Since 1997 the minimum age for Olympic eligibility in gymnastics has been 16. Both He Kexin and Jiang Yuyuan have passports that put their age at 16, whereas independent records show each of them to be only 14.

How much difference does two years actually make? Nellie Kim, a five-time Olympic gold medalist for the former Soviet Union, says they are lighter and often more fearless when they perform difficult maneuvers, making it easier to do tricks. She added that psychologically they worry less.

My friend, whose daughter competed in gymnastics at the national level, observed that the lower level of female hormones in the younger girls makes a huge difference, giving their bodies a different shape and center of gravity.

I was surprised at the official reaction to these allegations by an official of USA Gymnastics, who basically said, “If they have valid passports, bring ’em on.”
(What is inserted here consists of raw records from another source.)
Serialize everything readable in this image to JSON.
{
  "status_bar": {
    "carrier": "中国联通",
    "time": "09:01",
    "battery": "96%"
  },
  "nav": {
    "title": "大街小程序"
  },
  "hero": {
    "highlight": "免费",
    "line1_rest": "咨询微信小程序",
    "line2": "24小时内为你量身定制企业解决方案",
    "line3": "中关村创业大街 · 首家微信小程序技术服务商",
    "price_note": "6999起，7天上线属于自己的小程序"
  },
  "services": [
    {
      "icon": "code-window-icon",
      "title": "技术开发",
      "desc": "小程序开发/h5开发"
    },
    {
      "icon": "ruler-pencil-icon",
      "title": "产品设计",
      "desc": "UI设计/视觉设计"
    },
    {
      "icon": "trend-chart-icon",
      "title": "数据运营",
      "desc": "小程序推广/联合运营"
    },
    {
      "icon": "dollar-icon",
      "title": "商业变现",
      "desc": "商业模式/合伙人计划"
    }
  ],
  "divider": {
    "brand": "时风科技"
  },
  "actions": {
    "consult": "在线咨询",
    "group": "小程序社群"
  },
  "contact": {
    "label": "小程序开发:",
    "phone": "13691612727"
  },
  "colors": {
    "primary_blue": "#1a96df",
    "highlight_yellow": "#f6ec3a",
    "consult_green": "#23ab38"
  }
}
Then I thought about this issue from the standpoint of a legitimate entrant who had perhaps trained most of her life to compete. It would be infuriating to perhaps be defeated by someone who had been entered with falsified information.

And what about the two girls in question, who would obviously have an excellent chance at competing in four years when they are 18 years old. What sort of life lesson is this for them? It would seem a huge burden to bear the suspicion and accusations that will surround their participation in the Olympics.

The sad truth is that as long as their have been athletic competitions, people have been finding ways to enhance their performance through illegal substances and rule violations. Wouldn’t it be nice to start something as time-honored as the Olympics on a completely even playing field?

9 Comments:

Blogger Kristin said...

Wasn't Nadia Comaneci 14 when she competed in Montreal? Why did the Olympic committee set 16 as the age in '97?

10:45 PM  
Blogger Barbara said...

Kristin -- Google produced some interesting reading on this subject. Here's what Wikipedia had to say about the Age Falsification in Gymnastics.

11:16 PM  
Blogger media concepts said...

I say, if they are old enough to work in a factory and produce lead-laden toys for Americans to buy in Wal-Mart, they are old enough to compete in the Olympics.

4:01 AM  
Blogger Barbara said...

MC -- Those underage Chinese factory workers will sadly probably never need a passport. In both cases, young girls seem to be pawns of the State, which can boast of a growing GNP and Olympic hopefuls.

10:17 AM  
Blogger steve said...

I bet even the original Greeks had problems....I mean ....what about ol Hercules? How can you let a guy like Hercules enter the games? He may not be on Steroids, but he has ol Zeus giving him the strength of ten ordinary men!
When i was a kid i used to gobble up those Biographies...everything from Sam Hpouston to Madam Curie....One that really got me was Jim Thorpe, possibly the greatest thlete (outside of hercules) that ever lived and how they stripped him of his madals because he had earned $2 playing Baseball one year. I cried.
I cried agin when they gave 'em back to Thorpe in 1983...too bad he was dead for 30 years.

10:30 AM  
Blogger Barbara said...

Steve #1 -- I think it must be human nature to want to win at any cost. I'm sure Jim Thorpe was smiling down from heaven when his fame was restored. You and my husband could trade some great baseball stories.

10:41 AM  
Blogger steve said...

But Barbara, should they let Hercules compete in the Olympics?
How about Batman?

Maybe they should have like an "all cheaters olympics"...underage, steroids, amphetamines, anything goes!
thats probably the only way to get a level playing field.

My, I feel really cynical now.

12:29 PM  
Blogger Barbara said...

Steve #1 -- I'm not even sure the age rule for gymnastics is a good rule, but for now at least it's still a rule and it would appear China is cheating. Nobody ever ruled out Hercules or Batman...

2:33 PM  
Blogger Steve said...

I don't know the backstory here...but maybe the USA Gymnastics official had that reaction because he felt it was his only viable option. If they have valid passports, and that's the standard, it would be unseemly (at best) to accuse the host country of fraud and ask for additional proof -- especially if that's never been the practice before.